On October 30, 1959, Piedmont suffered its first crash when Flight 349 slammed into Bucks Elbow Mountain near Charlottesville, Virginia due to a navigational error, whose cause remains in dispute. Twenty-six of the 27 people on board the Douglas DC-3 perished.

On July 19, 1967, Piedmont suffered another fatal accident when Flight 22, a Boeing 727-100, collided with a Cessna 310 over Hendersonville, North Carolina. The National Transportation Safety Board (NTSB) found that the pilot of the Cessna went off course, placing his aircraft in the path of the 727. 82 perished in the mid-air collision.

On August 10, 1968, Piedmont Flight 230 was on an ILS localizer only approach to Charleston-Kanawha County Airport (CRW) runway 23 when it struck trees 360 ft from the runway threshold. The aircraft continued and struck up sloping terrain (+30 degrees) 250 ft short in a 4-5 degree nose-down altitude, slightly left wing down. The Fairchild-Hiller FH-227 continued up the hill and on to the airport, coming to rest 6 ft beyond the threshold and 50 ft from the right edge of the runway.

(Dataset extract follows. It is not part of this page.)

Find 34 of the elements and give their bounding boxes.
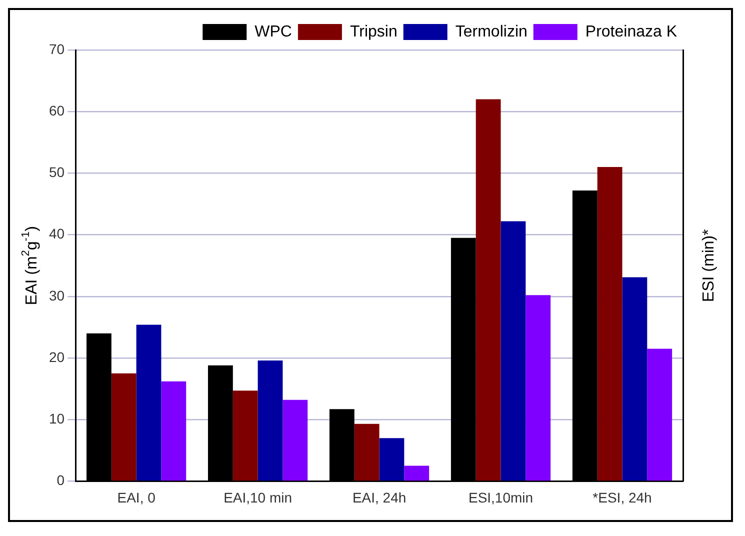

A layer of dense fog (about 150 ft thick) was obscuring the threshold and about half of the approach lights. Visual conditions existed outside the fog area. The National Transportation Safety Board (NTSB) found that the probable cause was "an unrecognized loss of altitude orientation during the final portion of an approach into a shallow, dense fog. The disorientation was caused by a rapid reduction in the ground guidance segment available to the pilot at a point beyond which a go-around could not be successfully effected." 35 passengers and crew out of the 37 on board were killed.